Eliminate by anatomy. (a) is the too-strong-for-the-facts trap — “at least four” ignores the ceiling the facts impose and reads the loose “at most two of R, S, T” as if it added selections rather than capping them. (b) is the reversed-truth-value trap — it reads the false “at least one of R and S” as though it were true, exactly inverting the truth-label the stem hands you. (c) compounds both. The transferable rule: on a true/false-labelled puzzle, a FALSE existential (“at least one…”) flips to a universal denial (“none…”), and a conclusion survives only if every admissible world forces it. Key: (d).
Evidence in the text
The middle statement is the labelled FALSE one — “At least one of R and S was selected” — and a false existential negates to its universal: NEITHER R NOR S was selected. The first (true) statement gives exactly ONE of {P, Q}. The third (true) statement is an upper bound only (“at most two of R, S, T”) and adds no selection. So the total selected is 1 (from P/Q) + 0 (R, S) + T’s status (0 or 1) ≤ 2. Conclusion 1 (“at least four”) is therefore impossible (forced FALSE). Conclusion 2 (“S was selected”) is the direct contradiction of the negated false statement (S is NOT selected), so it is forced FALSE. Neither conclusion can be drawn → (d).
Worked rationale
Treat the three labels as hard facts.
- True: exactly one of P, Q selected.
- False: “At least one of R and S was selected” — its negation is the fact: neither R nor S was selected.

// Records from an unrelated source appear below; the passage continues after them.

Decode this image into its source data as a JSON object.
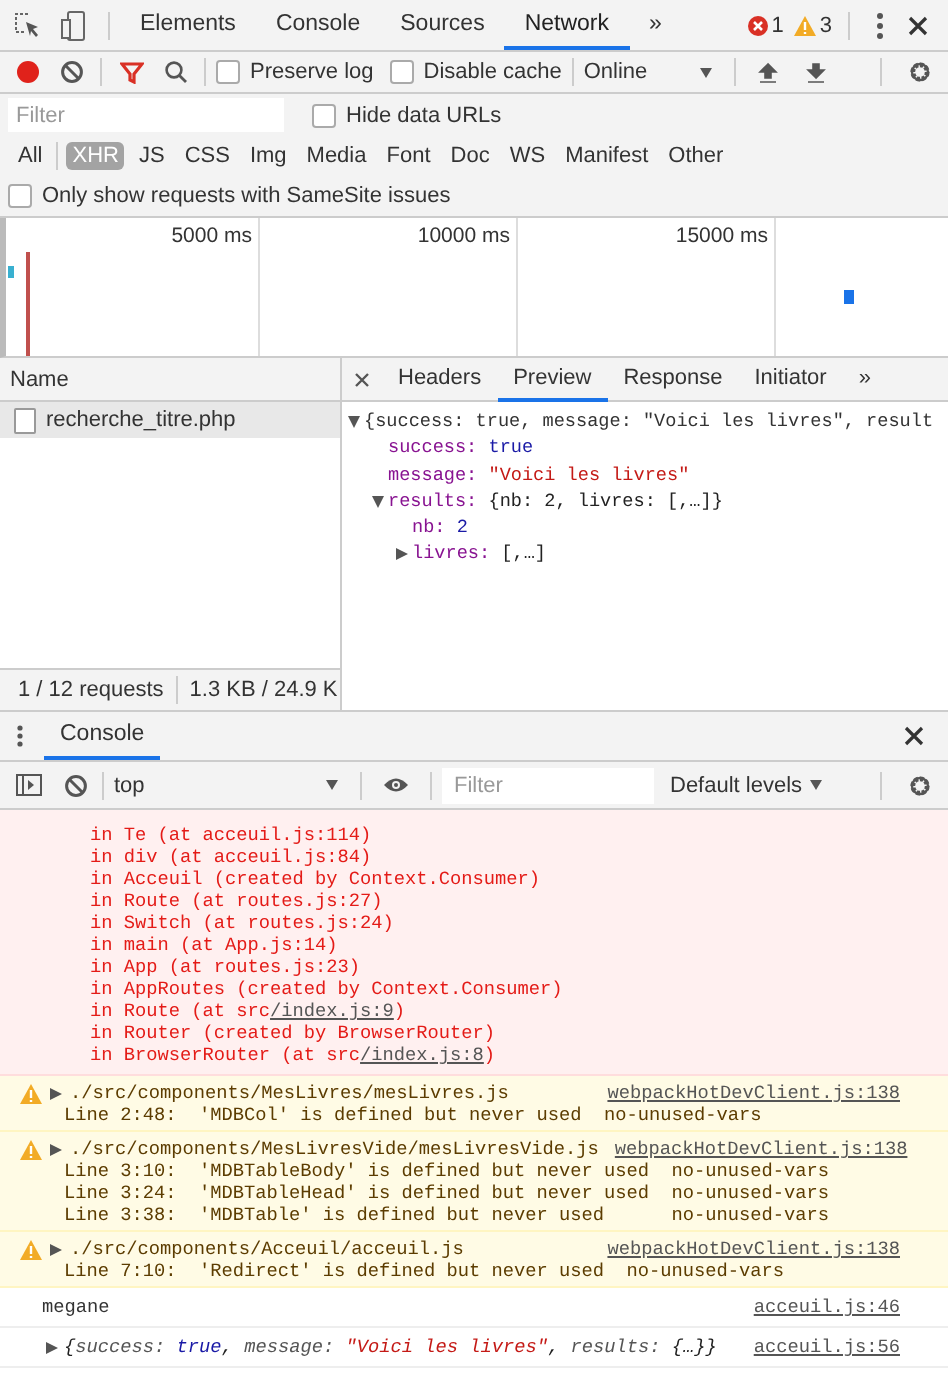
{
  "tab_bar": {
    "tabs": [
      {
        "label": "Elements",
        "selected": false
      },
      {
        "label": "Console",
        "selected": false
      },
      {
        "label": "Sources",
        "selected": false
      },
      {
        "label": "Network",
        "selected": true
      }
    ],
    "more": "»",
    "errors": "1",
    "warnings": "3"
  },
  "network_toolbar": {
    "recording": true,
    "preserve_log": {
      "label": "Preserve log",
      "checked": false
    },
    "disable_cache": {
      "label": "Disable cache",
      "checked": false
    },
    "throttling": "Online"
  },
  "filter_bar": {
    "placeholder": "Filter",
    "hide_data_urls": {
      "label": "Hide data URLs",
      "checked": false
    }
  },
  "type_filters": [
    {
      "label": "All",
      "selected": false
    },
    {
      "label": "XHR",
      "selected": true
    },
    {
      "label": "JS",
      "selected": false
    },
    {
      "label": "CSS",
      "selected": false
    },
    {
      "label": "Img",
      "selected": false
    },
    {
      "label": "Media",
      "selected": false
    },
    {
      "label": "Font",
      "selected": false
    },
    {
      "label": "Doc",
      "selected": false
    },
    {
      "label": "WS",
      "selected": false
    },
    {
      "label": "Manifest",
      "selected": false
    },
    {
      "label": "Other",
      "selected": false
    }
  ],
  "samesite_filter": {
    "label": "Only show requests with SameSite issues",
    "checked": false
  },
  "timeline": {
    "ticks": [
      "5000 ms",
      "10000 ms",
      "15000 ms"
    ]
  },
  "requests": {
    "column": "Name",
    "rows": [
      {
        "name": "recherche_titre.php",
        "selected": true
      }
    ]
  },
  "status_bar": [
    "1 / 12 requests",
    "1.3 KB / 24.9 K"
  ],
  "detail": {
    "tabs": [
      {
        "label": "Headers",
        "selected": false
      },
      {
        "label": "Preview",
        "selected": true
      },
      {
        "label": "Response",
        "selected": false
      },
      {
        "label": "Initiator",
        "selected": false
      }
    ],
    "more": "»",
    "preview": {
      "summary": "{success: true, message: \"Voici les livres\", result",
      "expanded": true,
      "children": [
        {
          "key": "success:",
          "value": "true",
          "kind": "boolean"
        },
        {
          "key": "message:",
          "value": "\"Voici les livres\"",
          "kind": "string"
        },
        {
          "key": "results:",
          "value": "{nb: 2, livres: [,…]}",
          "kind": "object",
          "expanded": true,
          "children": [
            {
              "key": "nb:",
              "value": "2",
              "kind": "number"
            },
            {
              "key": "livres:",
              "value": "[,…]",
              "kind": "object",
              "expanded": false
            }
          ]
        }
      ]
    }
  },
  "drawer": {
    "tabs": [
      {
        "label": "Console",
        "selected": true
      }
    ],
    "context": "top",
    "filter_placeholder": "Filter",
    "levels": "Default levels",
    "messages": [
      {
        "kind": "error",
        "lines": [
          [
            {
              "text": "in Te (at acceuil.js:114)",
              "link": false
            }
          ],
          [
            {
              "text": "in div (at acceuil.js:84)",
              "link": false
            }
          ],
          [
            {
              "text": "in Acceuil (created by Context.Consumer)",
              "link": false
            }
          ],
          [
            {
              "text": "in Route (at routes.js:27)",
              "link": false
            }
          ],
          [
            {
              "text": "in Switch (at routes.js:24)",
              "link": false
            }
          ],
          [
            {
              "text": "in main (at App.js:14)",
              "link": false
            }
          ],
          [
            {
              "text": "in App (at routes.js:23)",
              "link": false
            }
          ],
          [
            {
              "text": "in AppRoutes (created by Context.Consumer)",
              "link": false
            }
          ],
          [
            {
              "text": "in Route (at src",
              "link": false
            },
            {
              "text": "/index.js:9",
              "link": true
            },
            {
              "text": ")",
              "link": false
            }
          ],
          [
            {
              "text": "in Router (created by BrowserRouter)",
              "link": false
            }
          ],
          [
            {
              "text": "in BrowserRouter (at src",
              "link": false
            },
            {
              "text": "/index.js:8",
              "link": true
            },
            {
              "text": ")",
              "link": false
            }
          ]
        ]
      },
      {
        "kind": "warning",
        "expanded": false,
        "source": "./src/components/MesLivres/mesLivres.js",
        "link": "webpackHotDevClient.js:138",
        "lines": [
          "Line 2:48:  'MDBCol' is defined but never used  no-unused-vars"
        ]
      },
      {
        "kind": "warning",
        "expanded": false,
        "source": "./src/components/MesLivresVide/mesLivresVide.js",
        "link": "webpackHotDevClient.js:138",
        "lines": [
          "Line 3:10:  'MDBTableBody' is defined but never used  no-unused-vars",
          "Line 3:24:  'MDBTableHead' is defined but never used  no-unused-vars",
          "Line 3:38:  'MDBTable' is defined but never used      no-unused-vars"
        ]
      },
      {
        "kind": "warning",
        "expanded": false,
        "source": "./src/components/Acceuil/acceuil.js",
        "link": "webpackHotDevClient.js:138",
        "lines": [
          "Line 7:10:  'Redirect' is defined but never used  no-unused-vars"
        ]
      },
      {
        "kind": "log",
        "text": "megane",
        "link": "acceuil.js:46"
      },
      {
        "kind": "object",
        "expanded": false,
        "link": "acceuil.js:56",
        "segments": [
          {
            "text": "{",
            "kind": "plain"
          },
          {
            "text": "success: ",
            "kind": "key"
          },
          {
            "text": "true",
            "kind": "boolean"
          },
          {
            "text": ", ",
            "kind": "plain"
          },
          {
            "text": "message: ",
            "kind": "key"
          },
          {
            "text": "\"Voici les livres\"",
            "kind": "string"
          },
          {
            "text": ", ",
            "kind": "plain"
          },
          {
            "text": "results: ",
            "kind": "key"
          },
          {
            "text": "{…}}",
            "kind": "plain"
          }
        ]
      }
    ]
  }
}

- True: at most two of R, S, T selected. With R and S already out, this only says T may or may not be in; it adds no one.
Maximum possible headcount = 1 (one of P, Q) + 0 (R, S) + at most 1 (T) = at most 2 selected.
Conclusion 1 — at least four selected. Impossible: the ceiling is two. Cannot be drawn.
Conclusion 2 — S was selected. Directly contradicts the negated false statement (S is out). Cannot be drawn.
Neither conclusion follows. Answer: (d) Neither 1 nor 2.
Why the other options miss
- A too strong for the facts: asserts “at least four” against a world that caps the count at two; a reader is pulled here by misreading the bound “at most two of R, S, T” as a count of selections rather than a ceiling, and by forgetting that R and S are excluded.
- B reverses a truth value: keys “S was selected,” which is exactly what the FALSE statement (negated) forbids; the trap is treating the labelled-false sentence as if it were true.
- C half right, half wrong: stacks both errors; tempting for a reader who never converted the false statement into its negation and so left both R/S and the headcount open.
Specialist insight
The whole item turns on one discipline the CSAT free-CR family rewards: a statement marked false is a fact in disguise — read its negation. “At least one of R and S was selected” is an existential; its denial is the universal “neither was selected,” which simultaneously kills Conclusion 2 and collapses the headcount that Conclusion 1 needs. The two “true” statements then only cap and partition; they never lift the count to four. A student who tracks truth-values mechanically — negate the false, treat bounds as bounds — reaches (d) without guessing.
The false statement "at least one of R and S" negates to "neither R nor S," which caps the count at two and excludes S — so neither conclusion follows — (d).